Laura always had phenomenally good luck, and all laid their stakes as if it were a tribute due to the hostess. Then they began to play whist or bridge, which had just become fashionable, in order to pass on to écarté or vingt-et-un later on.

Stellan from the very beginning appropriated the well-primed Manne. It was interesting to see the two friends together at the card table. Manne was no gambler. He threw down his stakes with reckless optimism and with a boyish challenge to Fate. And he swore a little in evident surprise each time he did not win. Stellan on the contrary was a born gambler, at once cold and passionate. Nobody who saw him at cards could fail to see that this was his great vice. His excitement showed itself in a slight pallor in his smooth, distinguished features, from which everything else seemed to slip away as from a polished metal. A blue vein pulsed in his hard clear forehead. He spoke shortly and sharply, and unconsciously raised his voice as if he had been surrounded by deaf people. Forgetfulness, slowness, or bad play drew forth his biting irony. He himself had an astounding memory for cards and a keen sense of observation. He took the game as seriously as if it were a science, and he jealously guarded it as a precious joy which a gentleman should know how to invest with a certain cult. He impressed you at one and the same time as an expert and custodian of chance. Thus he developed in his friends a real devotion to play which concealed from weaker heads among them its dangerously exciting and undermining viciousness.

During the course of years the stakes had grown bigger and bigger. They started now where formerly they had ended. Stellan won, but never enough. So it was today again. It was usually not difficult to pluck poor Manne. But just now he had had a little spell of absurd good luck, which had decreased Stellan’s winnings. And Stellan had to have cash. He then made a plunge, drove up the stakes, doubled five times!—ten times!! One after another the bids fell. Before Manne could turn around Stellan held in his hand three thousand-crown notes and a cheque for five thousand.

Levy had already finished playing bridge. He never played anything else. Now he was standing by their table looking on at the final spasms.
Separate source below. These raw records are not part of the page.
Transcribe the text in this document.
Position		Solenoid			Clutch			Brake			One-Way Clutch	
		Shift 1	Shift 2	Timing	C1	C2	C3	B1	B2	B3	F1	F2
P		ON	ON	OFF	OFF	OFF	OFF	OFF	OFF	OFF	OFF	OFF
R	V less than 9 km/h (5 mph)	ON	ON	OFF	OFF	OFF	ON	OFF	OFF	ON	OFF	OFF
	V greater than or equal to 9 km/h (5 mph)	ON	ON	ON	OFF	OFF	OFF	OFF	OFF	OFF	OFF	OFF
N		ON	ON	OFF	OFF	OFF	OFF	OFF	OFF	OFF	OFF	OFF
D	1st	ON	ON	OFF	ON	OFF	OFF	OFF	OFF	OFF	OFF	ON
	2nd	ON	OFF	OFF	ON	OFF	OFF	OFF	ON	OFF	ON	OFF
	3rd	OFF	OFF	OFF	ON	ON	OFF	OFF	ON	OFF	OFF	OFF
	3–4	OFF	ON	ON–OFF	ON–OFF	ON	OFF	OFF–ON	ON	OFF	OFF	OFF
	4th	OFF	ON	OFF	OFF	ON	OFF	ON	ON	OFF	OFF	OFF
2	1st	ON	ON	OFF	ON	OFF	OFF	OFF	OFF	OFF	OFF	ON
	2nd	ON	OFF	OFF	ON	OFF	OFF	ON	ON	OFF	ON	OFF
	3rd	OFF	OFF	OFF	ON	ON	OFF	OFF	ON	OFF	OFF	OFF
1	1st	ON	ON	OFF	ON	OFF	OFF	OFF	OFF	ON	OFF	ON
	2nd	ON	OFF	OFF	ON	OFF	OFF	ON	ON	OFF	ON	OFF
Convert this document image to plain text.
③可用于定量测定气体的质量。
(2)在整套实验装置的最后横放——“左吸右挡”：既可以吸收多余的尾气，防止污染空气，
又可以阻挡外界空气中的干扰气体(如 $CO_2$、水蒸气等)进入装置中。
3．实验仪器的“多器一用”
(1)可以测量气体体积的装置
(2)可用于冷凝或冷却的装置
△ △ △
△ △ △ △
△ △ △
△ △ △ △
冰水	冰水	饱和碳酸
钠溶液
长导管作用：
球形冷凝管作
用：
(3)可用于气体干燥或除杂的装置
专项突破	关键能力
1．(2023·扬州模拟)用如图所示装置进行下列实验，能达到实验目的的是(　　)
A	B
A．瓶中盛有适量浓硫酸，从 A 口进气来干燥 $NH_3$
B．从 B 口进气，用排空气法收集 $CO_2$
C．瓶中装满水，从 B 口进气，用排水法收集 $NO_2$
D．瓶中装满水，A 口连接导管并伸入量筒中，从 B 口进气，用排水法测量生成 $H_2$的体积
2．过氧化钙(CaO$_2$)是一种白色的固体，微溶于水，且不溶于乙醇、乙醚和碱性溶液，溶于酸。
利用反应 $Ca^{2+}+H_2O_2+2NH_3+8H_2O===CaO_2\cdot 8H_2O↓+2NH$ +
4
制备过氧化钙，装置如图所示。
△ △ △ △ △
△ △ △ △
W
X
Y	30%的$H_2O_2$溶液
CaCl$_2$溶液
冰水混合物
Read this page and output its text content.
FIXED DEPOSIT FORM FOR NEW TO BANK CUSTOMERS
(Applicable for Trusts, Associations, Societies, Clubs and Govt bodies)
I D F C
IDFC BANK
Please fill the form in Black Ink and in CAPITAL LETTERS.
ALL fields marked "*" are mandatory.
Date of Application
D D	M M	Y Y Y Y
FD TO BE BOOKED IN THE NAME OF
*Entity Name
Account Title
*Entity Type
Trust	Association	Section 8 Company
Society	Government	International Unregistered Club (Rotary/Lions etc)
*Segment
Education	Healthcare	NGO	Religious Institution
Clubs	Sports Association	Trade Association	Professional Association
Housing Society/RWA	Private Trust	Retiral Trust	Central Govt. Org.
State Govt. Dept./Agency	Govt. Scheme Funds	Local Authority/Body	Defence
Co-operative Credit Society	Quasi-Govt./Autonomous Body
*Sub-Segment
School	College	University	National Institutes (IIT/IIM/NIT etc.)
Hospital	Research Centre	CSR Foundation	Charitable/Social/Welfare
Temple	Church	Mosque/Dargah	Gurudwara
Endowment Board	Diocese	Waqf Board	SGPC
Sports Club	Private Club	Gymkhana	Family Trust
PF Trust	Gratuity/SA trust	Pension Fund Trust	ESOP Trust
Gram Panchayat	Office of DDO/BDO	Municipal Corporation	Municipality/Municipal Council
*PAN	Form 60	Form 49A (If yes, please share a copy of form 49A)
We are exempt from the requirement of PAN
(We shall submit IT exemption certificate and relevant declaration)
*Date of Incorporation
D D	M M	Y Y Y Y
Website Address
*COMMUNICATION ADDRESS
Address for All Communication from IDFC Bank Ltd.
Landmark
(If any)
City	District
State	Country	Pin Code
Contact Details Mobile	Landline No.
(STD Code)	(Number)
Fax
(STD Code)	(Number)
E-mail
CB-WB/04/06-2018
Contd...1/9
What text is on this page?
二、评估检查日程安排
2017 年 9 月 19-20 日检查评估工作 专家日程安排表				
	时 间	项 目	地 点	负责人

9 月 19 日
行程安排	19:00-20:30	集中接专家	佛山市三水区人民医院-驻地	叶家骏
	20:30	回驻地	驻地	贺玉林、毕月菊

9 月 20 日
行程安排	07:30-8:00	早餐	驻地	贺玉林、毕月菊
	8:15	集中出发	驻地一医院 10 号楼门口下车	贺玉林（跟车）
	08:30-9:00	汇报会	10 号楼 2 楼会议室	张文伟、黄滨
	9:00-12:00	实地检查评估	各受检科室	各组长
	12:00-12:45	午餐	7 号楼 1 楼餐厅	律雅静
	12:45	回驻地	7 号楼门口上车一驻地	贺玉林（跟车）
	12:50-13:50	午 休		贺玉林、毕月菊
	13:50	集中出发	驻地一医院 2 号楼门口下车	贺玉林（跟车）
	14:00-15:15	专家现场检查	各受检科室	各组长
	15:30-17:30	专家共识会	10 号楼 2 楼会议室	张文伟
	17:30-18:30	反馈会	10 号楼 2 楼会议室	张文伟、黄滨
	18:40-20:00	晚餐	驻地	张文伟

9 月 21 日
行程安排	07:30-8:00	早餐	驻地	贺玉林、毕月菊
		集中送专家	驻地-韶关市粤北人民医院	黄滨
“What’s this, Kolsnäs is not entailed?” he suddenly asked in an indifferent tone. It seemed as if he had not understood himself the impertinence of the question.

Stellan expected a scene, but Manne was not his usual self tonight.

“Oh no,” he muttered, “it is waiting for God’s chosen people.”

“Why not just as well only for propertied people,” Stellan cut in.

Manne rose. He suddenly looked sober and slapped Stellan on the back.